Justin Trudeau’s federal Liberal government has given its stamp of approval to the brutal treatment of meatpacking workers by the food processing giants. A $77 million package of assistance measures was unveiled earlier this month for the highly-profitable meat processing businesses, ostensibly to help fund safety measures in their plants.
The fate of meatpacking workers is indicative of the horrific conditions all workers will be faced with as the ruling elite’s reckless back-to-work campaign gathers pace. Canada’s provincial governments have imposed widespread reopenings across all economic sectors, even as the number of new infections remains high. Auto plants across Ontario are to reopen today, bringing thousands of workers together under conditions that will make the rapid spread of the virus almost inevitable.
The unions are deeply complicit in the back-to-work drive and doing nothing to protect the workers they claim to represent. At Maple Lodge Farms, the United Food and Commercial Workers (UFCW) union issued tepid appeals for provincial inspectors to work with the company to resolve the safety issues. UFCW Local 175 spokesperson Tim Deelstra also noted pathetically that workers have the right to refuse unsafe work on an individual basis.
What the unions oppose under all circumstances is independent worker action to fight for basic safety measures to prevent the spread of the coronavirus. At Cargill’s Alberta plant, the UFCW opposed strikes or any job action by workers even as the virus raged through the plant, declaring that such action was “not legal.” (See: Workers at Cargill’s Alberta meatpacking plant forced back to work despite 935 infections .)

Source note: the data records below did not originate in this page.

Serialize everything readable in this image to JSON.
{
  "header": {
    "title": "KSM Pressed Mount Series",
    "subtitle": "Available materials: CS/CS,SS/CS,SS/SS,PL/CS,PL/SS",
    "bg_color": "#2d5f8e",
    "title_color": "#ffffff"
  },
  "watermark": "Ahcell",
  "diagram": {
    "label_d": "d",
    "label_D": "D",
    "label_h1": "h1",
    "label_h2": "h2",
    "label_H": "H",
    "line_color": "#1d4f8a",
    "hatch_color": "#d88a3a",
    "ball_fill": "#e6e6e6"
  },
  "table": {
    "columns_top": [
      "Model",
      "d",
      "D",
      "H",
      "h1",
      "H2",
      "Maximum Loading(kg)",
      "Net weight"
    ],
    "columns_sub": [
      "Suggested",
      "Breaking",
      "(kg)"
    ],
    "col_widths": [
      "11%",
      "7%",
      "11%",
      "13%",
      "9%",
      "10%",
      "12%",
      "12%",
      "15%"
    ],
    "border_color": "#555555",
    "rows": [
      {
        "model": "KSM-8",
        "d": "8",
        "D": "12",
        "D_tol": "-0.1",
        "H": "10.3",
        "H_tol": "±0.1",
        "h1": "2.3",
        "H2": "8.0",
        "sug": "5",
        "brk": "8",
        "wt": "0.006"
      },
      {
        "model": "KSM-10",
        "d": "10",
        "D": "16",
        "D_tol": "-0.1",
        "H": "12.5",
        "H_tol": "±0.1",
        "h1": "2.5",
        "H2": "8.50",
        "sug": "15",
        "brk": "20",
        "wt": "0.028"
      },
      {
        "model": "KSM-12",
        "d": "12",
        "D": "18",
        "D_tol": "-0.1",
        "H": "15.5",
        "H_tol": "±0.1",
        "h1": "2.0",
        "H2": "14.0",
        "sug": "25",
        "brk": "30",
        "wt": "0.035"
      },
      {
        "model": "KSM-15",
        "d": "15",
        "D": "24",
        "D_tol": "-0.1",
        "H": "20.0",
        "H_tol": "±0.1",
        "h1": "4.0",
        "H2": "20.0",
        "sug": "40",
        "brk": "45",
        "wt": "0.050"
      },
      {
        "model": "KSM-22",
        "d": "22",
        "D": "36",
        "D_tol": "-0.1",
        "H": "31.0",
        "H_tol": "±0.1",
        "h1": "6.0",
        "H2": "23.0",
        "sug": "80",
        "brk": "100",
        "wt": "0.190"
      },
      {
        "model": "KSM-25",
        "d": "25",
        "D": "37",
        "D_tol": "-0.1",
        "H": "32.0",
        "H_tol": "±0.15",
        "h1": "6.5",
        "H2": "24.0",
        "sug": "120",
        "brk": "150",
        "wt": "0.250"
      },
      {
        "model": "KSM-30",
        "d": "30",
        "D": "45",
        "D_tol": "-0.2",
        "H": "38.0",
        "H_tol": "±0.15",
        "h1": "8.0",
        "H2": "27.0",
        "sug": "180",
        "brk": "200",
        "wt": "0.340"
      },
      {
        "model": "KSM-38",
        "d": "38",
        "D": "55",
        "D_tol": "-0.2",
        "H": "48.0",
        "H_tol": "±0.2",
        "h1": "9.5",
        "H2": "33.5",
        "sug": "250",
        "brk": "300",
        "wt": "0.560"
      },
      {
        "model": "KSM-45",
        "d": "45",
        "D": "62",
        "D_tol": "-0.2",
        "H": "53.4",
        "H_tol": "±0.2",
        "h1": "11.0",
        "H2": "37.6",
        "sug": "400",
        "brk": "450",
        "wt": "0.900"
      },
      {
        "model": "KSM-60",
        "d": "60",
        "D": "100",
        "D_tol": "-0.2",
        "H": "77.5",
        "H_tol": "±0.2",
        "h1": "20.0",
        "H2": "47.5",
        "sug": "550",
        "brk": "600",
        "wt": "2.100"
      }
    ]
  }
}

The unions have also given their seal of approval to the pro-employer, state-enforced federal and provincial “collective bargaining/labour relations” system ostensibly serving as the mechanism to ensure workers’ safety amid the reckless back-to-work drive. With the death toll among workers mounting and news breaking of the mass dismissal of worker complaints by authorities in Ontario, the Canadian Labour Congress declared in a May 8 statement on health and safety that “governments must have the capacity and commitment to enforcing occupational health and safety laws. If we are to avoid a dangerous second wave of COVID-19 infections, governments must also ramp up research and staffing capacity for rapid, effective COVID-19 testing and contact tracing to stem the spread of infections.”
Such hollow rhetoric must sound like a cruel joke to poultry workers and meatpackers, who know first-hand that the unions are opposed to, and systematically seek to sabotage, efforts to mobilize workers’ collective strength to ensure that they and their families are protected from the highly-contagious and potentially fatal novel coronavirus.
The only way for meat packers and other sections of the working class to protect their interests and even their lives is to advance their own independent response to the crisis. Rank-and-file committees must be formed independently of the UFCW and the pro-capitalist unions to demand the shutting down of all non-essential production with full pay for workers affected, and the implementation of immediate safety measures, under the supervision of worker representatives and medical experts, in essential workplaces. These must include the supplying of adequate PPE to all workers, the testing of workers regularly to detect cases, the reduction of production line speeds to allow social distancing, the reduction of workers on the job to prevent crowding in the plants, and the provision of full pay to all workers sheltering at home.